Hoffman, 46, was pronounced dead at 6:50 p.m. local time at the Louisiana State Penitentiary in Angola. He did not issue a final statement and declined a last meal. An official described the 19-minute execution process as flawless. It was the state’s first execution in 15 years and the fifth in the United States to use nitrogen gas.
Hoffman was convicted of first-degree murder in the 1996 death of Mary “Molly” Elliott, a 28-year-old advertising executive who was killed in New Orleans.
Earlier in the day on March 18, the Supreme Court rejected the inmate’s request for a stay of execution. Hours before that, a state judge also declined to issue a stay.
Justices Sonia Sotomayor, Elena Kagan, and Ketanji Brown Jackson indicated they would have granted the stay but did not explain why.
Hoffman argued that the execution method, known as nitrogen hypoxia, ran afoul of his rights under the federal Religious Land Use and Institutionalized Persons Act (RLUIPA) of 2000.
Although Hoffman said the forced inhalation of nitrogen would hamper his exercise of religion “by interfering with his meditative breathing as he dies,” a federal district court dismissed his claim under the federal statute and made its own determination “about the kind of breathing Mr. Hoffman’s faith requires,” Gorsuch wrote.
In doing so, that court ignored “the fundamental principle that courts have ‘no license to declare ... whether an adherent has “correctly perceived” the commands of his religion,’” Gorsuch wrote, citing a Supreme Court ruling from 2018.
The U.S. Court of Appeals for the Fifth Circuit then “failed to confront the district court’s apparent legal error—or even to mention the RLUIPA claim Mr. Hoffman pressed on appeal.”
The circuit court’s “unexplained omission leaves this Court poorly positioned to assess it,” the justice wrote.
Gorsuch wrote that he would have granted the stay and the petition and vacated the Fifth Circuit’s judgment, sending the case back to that court with instructions to address the RLUIPA claim.

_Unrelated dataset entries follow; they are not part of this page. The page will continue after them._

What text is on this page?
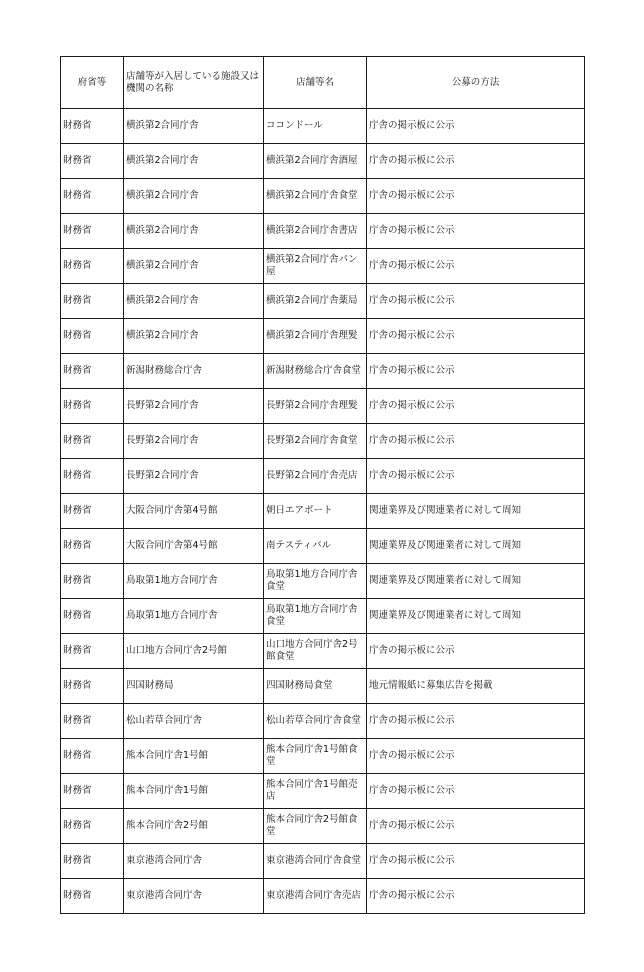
府省等	店舗等が入居している施設又は機関の名称	店舗等名	公募の方法
財務省	横浜第2合同庁舎	ココンドール	庁舎の掲示板に公示
財務省	横浜第2合同庁舎	横浜第2合同庁舎酒屋	庁舎の掲示板に公示
財務省	横浜第2合同庁舎	横浜第2合同庁舎食堂	庁舎の掲示板に公示
財務省	横浜第2合同庁舎	横浜第2合同庁舎書店	庁舎の掲示板に公示
財務省	横浜第2合同庁舎	横浜第2合同庁舎パン屋	庁舎の掲示板に公示
財務省	横浜第2合同庁舎	横浜第2合同庁舎薬局	庁舎の掲示板に公示
財務省	横浜第2合同庁舎	横浜第2合同庁舎理髪	庁舎の掲示板に公示
財務省	新潟財務総合庁舎	新潟財務総合庁舎食堂	庁舎の掲示板に公示
財務省	長野第2合同庁舎	長野第2合同庁舎理髪	庁舎の掲示板に公示
財務省	長野第2合同庁舎	長野第2合同庁舎食堂	庁舎の掲示板に公示
財務省	長野第2合同庁舎	長野第2合同庁舎売店	庁舎の掲示板に公示
財務省	大阪合同庁舎第4号館	朝日エアポート	関連業界及び関連業者に対して周知
財務省	大阪合同庁舎第4号館	南テスティバル	関連業界及び関連業者に対して周知
財務省	鳥取第1地方合同庁舎	鳥取第1地方合同庁舎食堂	関連業界及び関連業者に対して周知
財務省	鳥取第1地方合同庁舎	鳥取第1地方合同庁舎食堂	関連業界及び関連業者に対して周知
財務省	山口地方合同庁舎2号館	山口地方合同庁舎2号館食堂	庁舎の掲示板に公示
財務省	四国財務局	四国財務局食堂	地元情報紙に募集広告を掲載
財務省	松山若草合同庁舎	松山若草合同庁舎食堂	庁舎の掲示板に公示
財務省	熊本合同庁舎1号館	熊本合同庁舎1号館食堂	庁舎の掲示板に公示
財務省	熊本合同庁舎1号館	熊本合同庁舎1号館売店	庁舎の掲示板に公示
財務省	熊本合同庁舎2号館	熊本合同庁舎2号館食堂	庁舎の掲示板に公示
財務省	東京港湾合同庁舎	東京港湾合同庁舎食堂	庁舎の掲示板に公示
財務省	東京港湾合同庁舎	東京港湾合同庁舎売店	庁舎の掲示板に公示
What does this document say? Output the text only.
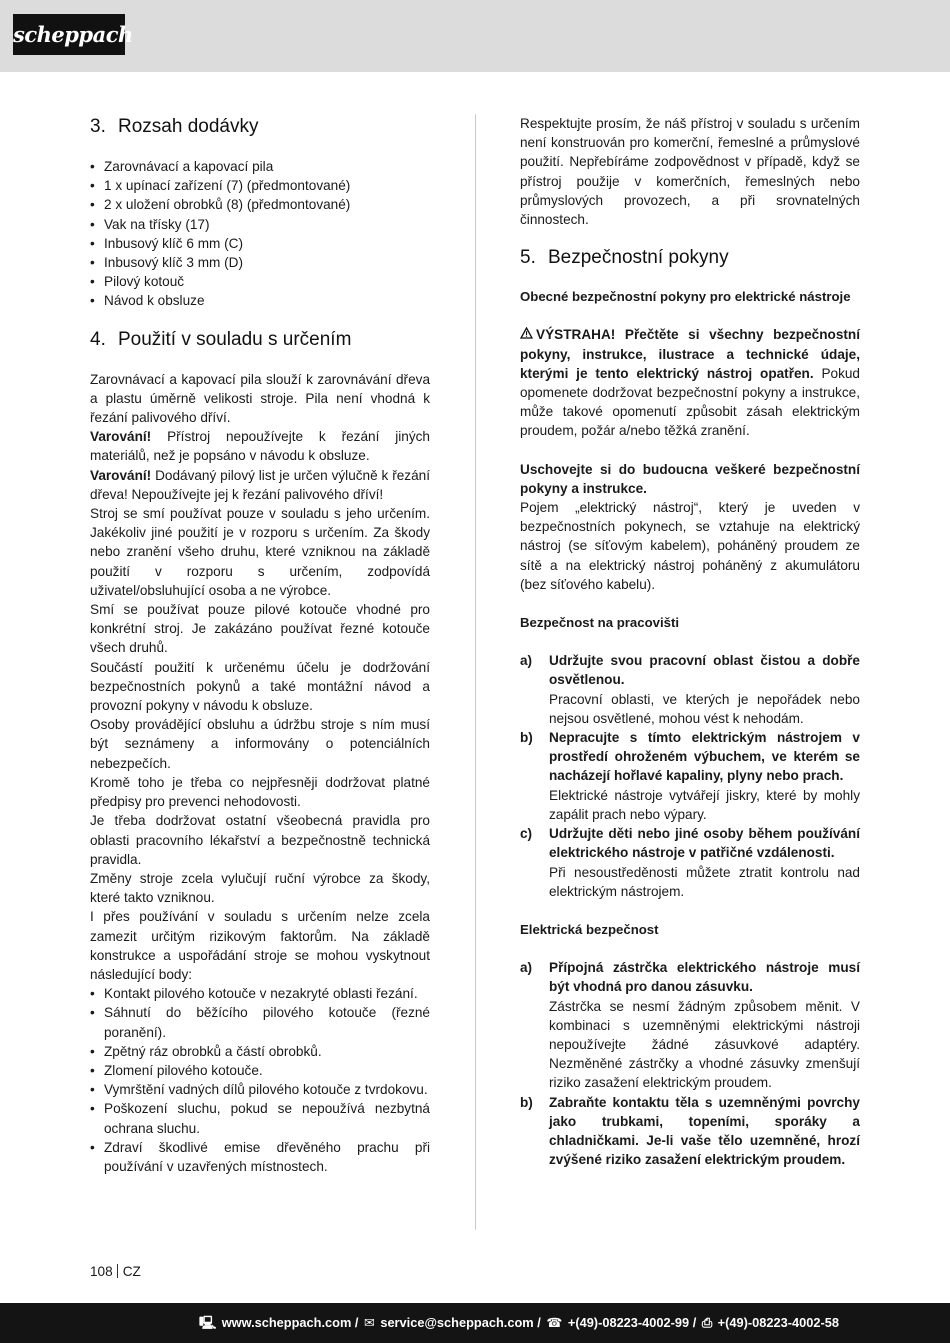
scheppach
3. Rozsah dodávky
• Zarovnávací a kapovací pila
• 1 x upínací zařízení (7) (předmontované)
• 2 x uložení obrobků (8) (předmontované)
• Vak na třísky (17)
• Inbusový klíč 6 mm (C)
• Inbusový klíč 3 mm (D)
• Pilový kotouč
• Návod k obsluze
4. Použití v souladu s určením

Zarovnávací a kapovací pila slouží k zarovnávání dřeva a plastu úměrně velikosti stroje. Pila není vhodná k řezání palivového dříví.

Varování! Přístroj nepoužívejte k řezání jiných materiálů, než je popsáno v návodu k obsluze.

Varování! Dodávaný pilový list je určen výlučně k řezání dřeva! Nepoužívejte jej k řezání palivového dříví!

Stroj se smí používat pouze v souladu s jeho určením. Jakékoliv jiné použití je v rozporu s určením. Za škody nebo zranění všeho druhu, které vzniknou na základě použití v rozporu s určením, zodpovídá uživatel/obsluhující osoba a ne výrobce.

Smí se používat pouze pilové kotouče vhodné pro konkrétní stroj. Je zakázáno používat řezné kotouče všech druhů.

Součástí použití k určenému účelu je dodržování bezpečnostních pokynů a také montážní návod a provozní pokyny v návodu k obsluze.

Osoby provádějící obsluhu a údržbu stroje s ním musí být seznámeny a informovány o potenciálních nebezpečích.

Kromě toho je třeba co nejpřesněji dodržovat platné předpisy pro prevenci nehodovosti.

Je třeba dodržovat ostatní všeobecná pravidla pro oblasti pracovního lékařství a bezpečnostně technická pravidla.

Změny stroje zcela vylučují ruční výrobce za škody, které takto vzniknou.

I přes používání v souladu s určením nelze zcela zamezit určitým rizikovým faktorům. Na základě konstrukce a uspořádání stroje se mohou vyskytnout následující body:

• Kontakt pilového kotouče v nezakryté oblasti řezání.
• Sáhnutí do běžícího pilového kotouče (řezné poranění).
• Zpětný ráz obrobků a částí obrobků.
• Zlomení pilového kotouče.
• Vymrštění vadných dílů pilového kotouče z tvrdokovu.
• Poškození sluchu, pokud se nepoužívá nezbytná ochrana sluchu.
• Zdraví škodlivé emise dřevěného prachu při používání v uzavřených místnostech.

Respektujte prosím, že náš přístroj v souladu s určením není konstruován pro komerční, řemeslné a průmyslové použití. Nepřebíráme zodpovědnost v případě, když se přístroj použije v komerčních, řemeslných nebo průmyslových provozech, a při srovnatelných činnostech.

5. Bezpečnostní pokyny

Obecné bezpečnostní pokyny pro elektrické nástroje

VÝSTRAHA! Přečtěte si všechny bezpečnostní pokyny, instrukce, ilustrace a technické údaje, kterými je tento elektrický nástroj opatřen. Pokud opomenete dodržovat bezpečnostní pokyny a instrukce, může takové opomenutí způsobit zásah elektrickým proudem, požár a/nebo těžká zranění.

Uschovejte si do budoucna veškeré bezpečnostní pokyny a instrukce.

Pojem „elektrický nástroj“, který je uveden v bezpečnostních pokynech, se vztahuje na elektrický nástroj (se síťovým kabelem), poháněný proudem ze sítě a na elektrický nástroj poháněný z akumulátoru (bez síťového kabelu).

Bezpečnost na pracovišti

a)	Udržujte svou pracovní oblast čistou a dobře osvětlenou.
Pracovní oblasti, ve kterých je nepořádek nebo nejsou osvětlené, mohou vést k nehodám.
b)	Nepracujte s tímto elektrickým nástrojem v prostředí ohroženém výbuchem, ve kterém se nacházejí hořlavé kapaliny, plyny nebo prach.
Elektrické nástroje vytvářejí jiskry, které by mohly zapálit prach nebo výpary.
c)	Udržujte děti nebo jiné osoby během používání elektrického nástroje v patřičné vzdálenosti.
Při nesoustředěnosti můžete ztratit kontrolu nad elektrickým nástrojem.

Elektrická bezpečnost

a)	Přípojná zástrčka elektrického nástroje musí být vhodná pro danou zásuvku.
Zástrčka se nesmí žádným způsobem měnit. V kombinaci s uzemněnými elektrickými nástroji nepoužívejte žádné zásuvkové adaptéry. Nezměněné zástrčky a vhodné zásuvky zmenšují riziko zasažení elektrickým proudem.
b)	Zabraňte kontaktu těla s uzemněnými povrchy jako trubkami, topeními, sporáky a chladničkami. Je-li vaše tělo uzemněné, hrozí zvýšené riziko zasažení elektrickým proudem.
108 CZ
🖳 www.scheppach.com / ✉ service@scheppach.com / ☎ +(49)-08223-4002-99 / ⎙ +(49)-08223-4002-58
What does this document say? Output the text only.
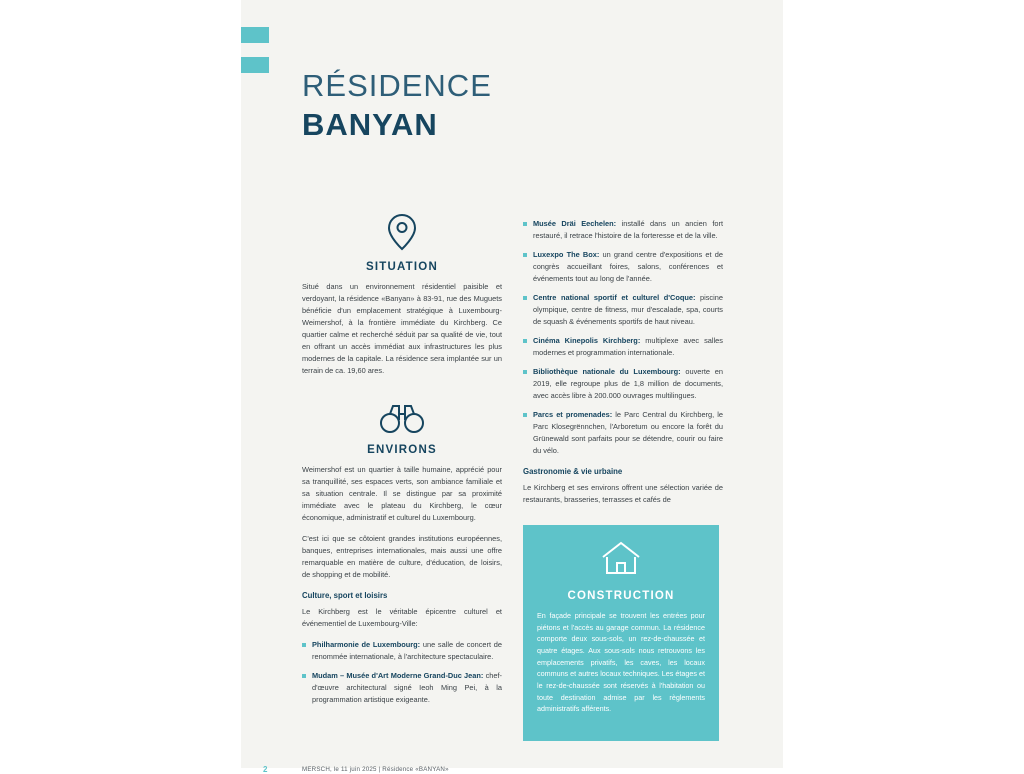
RÉSIDENCE
BANYAN
SITUATION

Situé dans un environnement résidentiel paisible et verdoyant, la résidence «Banyan» à 83-91, rue des Muguets bénéficie d'un emplacement stratégique à Luxembourg-Weimershof, à la frontière immédiate du Kirchberg. Ce quartier calme et recherché séduit par sa qualité de vie, tout en offrant un accès immédiat aux infrastructures les plus modernes de la capitale. La résidence sera implantée sur un terrain de ca. 19,60 ares.

ENVIRONS

Weimershof est un quartier à taille humaine, apprécié pour sa tranquillité, ses espaces verts, son ambiance familiale et sa situation centrale. Il se distingue par sa proximité immédiate avec le plateau du Kirchberg, le cœur économique, administratif et culturel du Luxembourg.

C'est ici que se côtoient grandes institutions européennes, banques, entreprises internationales, mais aussi une offre remarquable en matière de culture, d'éducation, de loisirs, de shopping et de mobilité.

Culture, sport et loisirs

Le Kirchberg est le véritable épicentre culturel et événementiel de Luxembourg-Ville:

Philharmonie de Luxembourg: une salle de concert de renommée internationale, à l'architecture spectaculaire.
Mudam – Musée d'Art Moderne Grand-Duc Jean: chef-d'œuvre architectural signé Ieoh Ming Pei, à la programmation artistique exigeante.
Musée Dräi Eechelen: installé dans un ancien fort restauré, il retrace l'histoire de la forteresse et de la ville.
Luxexpo The Box: un grand centre d'expositions et de congrès accueillant foires, salons, conférences et événements tout au long de l'année.
Centre national sportif et culturel d'Coque: piscine olympique, centre de fitness, mur d'escalade, spa, courts de squash & événements sportifs de haut niveau.
Cinéma Kinepolis Kirchberg: multiplexe avec salles modernes et programmation internationale.
Bibliothèque nationale du Luxembourg: ouverte en 2019, elle regroupe plus de 1,8 million de documents, avec accès libre à 200.000 ouvrages multilingues.
Parcs et promenades: le Parc Central du Kirchberg, le Parc Klosegrënnchen, l'Arboretum ou encore la forêt du Grünewald sont parfaits pour se détendre, courir ou faire du vélo.
Gastronomie & vie urbaine

Le Kirchberg et ses environs offrent une sélection variée de restaurants, brasseries, terrasses et cafés de

CONSTRUCTION

En façade principale se trouvent les entrées pour piétons et l'accès au garage commun. La résidence comporte deux sous-sols, un rez-de-chaussée et quatre étages. Aux sous-sols nous retrouvons les emplacements privatifs, les caves, les locaux communs et autres locaux techniques. Les étages et le rez-de-chaussée sont réservés à l'habitation ou toute destination admise par les règlements administratifs afférents.

2	MERSCH, le 11 juin 2025 | Résidence «BANYAN»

On March 14, the Fifth Circuit overturned the injunction and “misapplied the Eighth Amendment and ignored the district court’s factual findings on the central issue of psychological terror.” The circuit court also “completely ignored” the claim under RLUIPA, the application said.
In Louisiana’s brief, Aguinaga wrote that the Supreme Court should deny Hoffman’s stay application.
Hoffman provided “no reason to depart from this Court’s and others’ judgments in uniformly denying stays of execution by nitrogen hypoxia, which (again, everyone agrees) is physically painless,” the brief said.